Due anni e qualche mese. Tanto durò l’avventura politica di Ignazio Marino a Roma. Sindaco controverso, abbandonato dal suo partito e poco amato da una città che sin dall’inizio ha faticato a capire i suoi modi, dovendosi poi ricredere. Marino non riuscì a governare una città difficile, dove gli interessi corporativi sono pressanti e i compromessi politici necessari, dove i vigili sono in grado di disertare in massa il turno di capodanno e i dipendenti Atac di immobilizzare una città pur di evitare di timbrare un badge.
Era il 2015, e l’allora primo cittadino Marino si dimetteva dalla sua carica al Campidoglio. Sono trascorsi 5 anni e per Roma è di nuovo tempo di eleggere un nuovo sindaco.
Virginia Raggi ha definitivamente confermato di essere in corsa per un secondo mandato e oggi l’ex primo cittadino ha deciso di togliersi qualche sassolino dalla scarpa. Marino, in un lungo intervento pubblicato su Il Foglio, se la prende in primis con il Pd. “Il Partito democratico aveva esercitato una lieve opposizione al sindaco Alemanno, dal momento che egli aveva nominato nei consigli di amministrazione anche rappresentanti indicati dal Pd, fece la più dura opposizione della storia repubblicana di Roma alla mia giunta e oggi non si oppone alla sindaca in quanto potrebbe trovarsi nella condizione di sostenerla alle prossime elezioni. È una strategia sensata per la minoranza privilegiata di Roma che spera di non dover rinunciare alle proprie rendite di posizione”

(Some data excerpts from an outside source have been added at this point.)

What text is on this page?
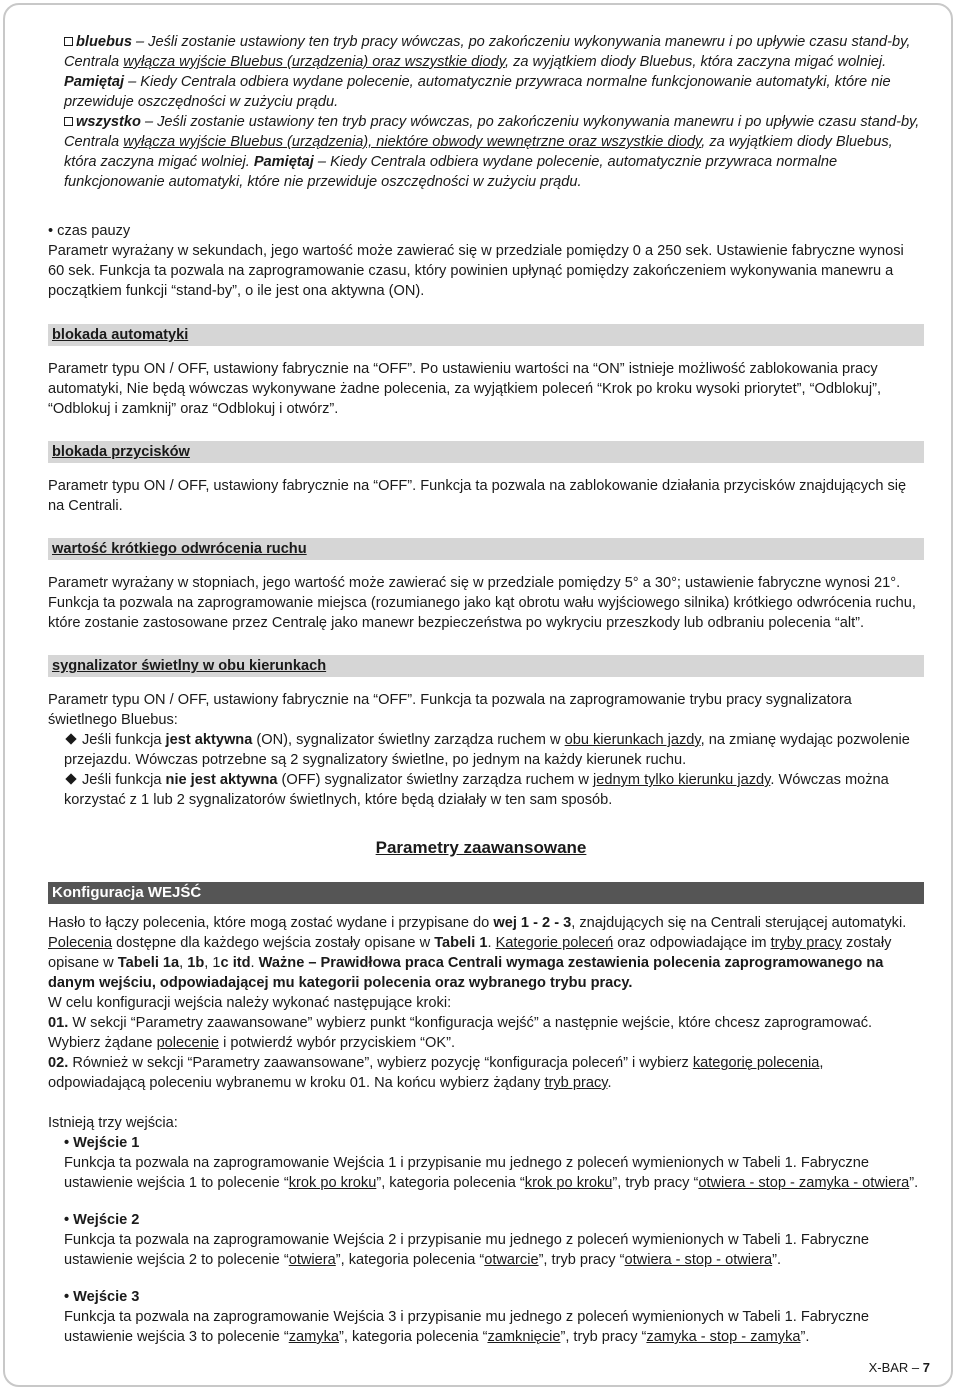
bluebus – Jeśli zostanie ustawiony ten tryb pracy wówczas, po zakończeniu wykonywania manewru i po upływie czasu stand-by, Centrala wyłącza wyjście Bluebus (urządzenia) oraz wszystkie diody, za wyjątkiem diody Bluebus, która zaczyna migać wolniej. Pamiętaj – Kiedy Centrala odbiera wydane polecenie, automatycznie przywraca normalne funkcjonowanie automatyki, które nie przewiduje oszczędności w zużyciu prądu.

wszystko – Jeśli zostanie ustawiony ten tryb pracy wówczas, po zakończeniu wykonywania manewru i po upływie czasu stand-by, Centrala wyłącza wyjście Bluebus (urządzenia), niektóre obwody wewnętrzne oraz wszystkie diody, za wyjątkiem diody Bluebus, która zaczyna migać wolniej. Pamiętaj – Kiedy Centrala odbiera wydane polecenie, automatycznie przywraca normalne funkcjonowanie automatyki, które nie przewiduje oszczędności w zużyciu prądu.

• czas pauzy

Parametr wyrażany w sekundach, jego wartość może zawierać się w przedziale pomiędzy 0 a 250 sek. Ustawienie fabryczne wynosi 60 sek. Funkcja ta pozwala na zaprogramowanie czasu, który powinien upłynąć pomiędzy zakończeniem wykonywania manewru a początkiem funkcji “stand-by”, o ile jest ona aktywna (ON).

blokada automatyki

Parametr typu ON / OFF, ustawiony fabrycznie na “OFF”. Po ustawieniu wartości na “ON” istnieje możliwość zablokowania pracy automatyki, Nie będą wówczas wykonywane żadne polecenia, za wyjątkiem poleceń “Krok po kroku wysoki priorytet”, “Odblokuj”, “Odblokuj i zamknij” oraz “Odblokuj i otwórz”.

blokada przycisków

Parametr typu ON / OFF, ustawiony fabrycznie na “OFF”. Funkcja ta pozwala na zablokowanie działania przycisków znajdujących się na Centrali.

wartość krótkiego odwrócenia ruchu

Parametr wyrażany w stopniach, jego wartość może zawierać się w przedziale pomiędzy 5° a 30°; ustawienie fabryczne wynosi 21°. Funkcja ta pozwala na zaprogramowanie miejsca (rozumianego jako kąt obrotu wału wyjściowego silnika) krótkiego odwrócenia ruchu, które zostanie zastosowane przez Centralę jako manewr bezpieczeństwa po wykryciu przeszkody lub odbraniu polecenia “alt”.

sygnalizator świetlny w obu kierunkach

Parametr typu ON / OFF, ustawiony fabrycznie na “OFF”. Funkcja ta pozwala na zaprogramowanie trybu pracy sygnalizatora świetlnego Bluebus:

Jeśli funkcja jest aktywna (ON), sygnalizator świetlny zarządza ruchem w obu kierunkach jazdy, na zmianę wydając pozwolenie przejazdu. Wówczas potrzebne są 2 sygnalizatory świetlne, po jednym na każdy kierunek ruchu.

Jeśli funkcja nie jest aktywna (OFF) sygnalizator świetlny zarządza ruchem w jednym tylko kierunku jazdy. Wówczas można korzystać z 1 lub 2 sygnalizatorów świetlnych, które będą działały w ten sam sposób.

Parametry zaawansowane

Konfiguracja WEJŚĆ

Hasło to łączy polecenia, które mogą zostać wydane i przypisane do wej 1 - 2 - 3, znajdujących się na Centrali sterującej automatyki.

Polecenia dostępne dla każdego wejścia zostały opisane w Tabeli 1. Kategorie poleceń oraz odpowiadające im tryby pracy zostały opisane w Tabeli 1a, 1b, 1c itd. Ważne – Prawidłowa praca Centrali wymaga zestawienia polecenia zaprogramowanego na danym wejściu, odpowiadającej mu kategorii polecenia oraz wybranego trybu pracy.

W celu konfiguracji wejścia należy wykonać następujące kroki:

01. W sekcji “Parametry zaawansowane” wybierz punkt “konfiguracja wejść” a następnie wejście, które chcesz zaprogramować. Wybierz żądane polecenie i potwierdź wybór przyciskiem “OK”.

02. Również w sekcji “Parametry zaawansowane”, wybierz pozycję “konfiguracja poleceń” i wybierz kategorię polecenia, odpowiadającą poleceniu wybranemu w kroku 01. Na końcu wybierz żądany tryb pracy.

Istnieją trzy wejścia:

• Wejście 1

Funkcja ta pozwala na zaprogramowanie Wejścia 1 i przypisanie mu jednego z poleceń wymienionych w Tabeli 1. Fabryczne ustawienie wejścia 1 to polecenie “krok po kroku”, kategoria polecenia “krok po kroku”, tryb pracy “otwiera - stop - zamyka - otwiera”.

• Wejście 2

Funkcja ta pozwala na zaprogramowanie Wejścia 2 i przypisanie mu jednego z poleceń wymienionych w Tabeli 1. Fabryczne ustawienie wejścia 2 to polecenie “otwiera”, kategoria polecenia “otwarcie”, tryb pracy “otwiera - stop - otwiera”.

• Wejście 3

Funkcja ta pozwala na zaprogramowanie Wejścia 3 i przypisanie mu jednego z poleceń wymienionych w Tabeli 1. Fabryczne ustawienie wejścia 3 to polecenie “zamyka”, kategoria polecenia “zamknięcie”, tryb pracy “zamyka - stop - zamyka”.

X-BAR – 7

Marino attacca anche l’attuale sindaca, colpevole, secondo lui, di molti passi indietro su molti tempi e in particolare per quanto riguarda la raccolta e lo smaltimento dei rifiuti. Marino ha rivendicato in primo luogo di aver chiuso la discarica di Malagrotta: “Durante il governo della sindaca Raggi è stato affermato di frequente che Marino chiuse Malagrotta senza avere un piano alternativo. È una affermazione falsa, ma non mi sorprende perché se l’obiettivo è quello di mantenere le rendite di posizione è necessario indebolire i servizi pubblici per avere necessità dei privati, che con la mia giunta persero significativi e ingiustificabili introiti. Per trasformare questo paradigma avevo ben definito un piano alternativo e avevo trovato i soldi per realizzarlo. Il piano aveva un obiettivo: quello di liberare l’azienda dei rifiuti dai condizionamenti dei privati e restituirla ai romani”.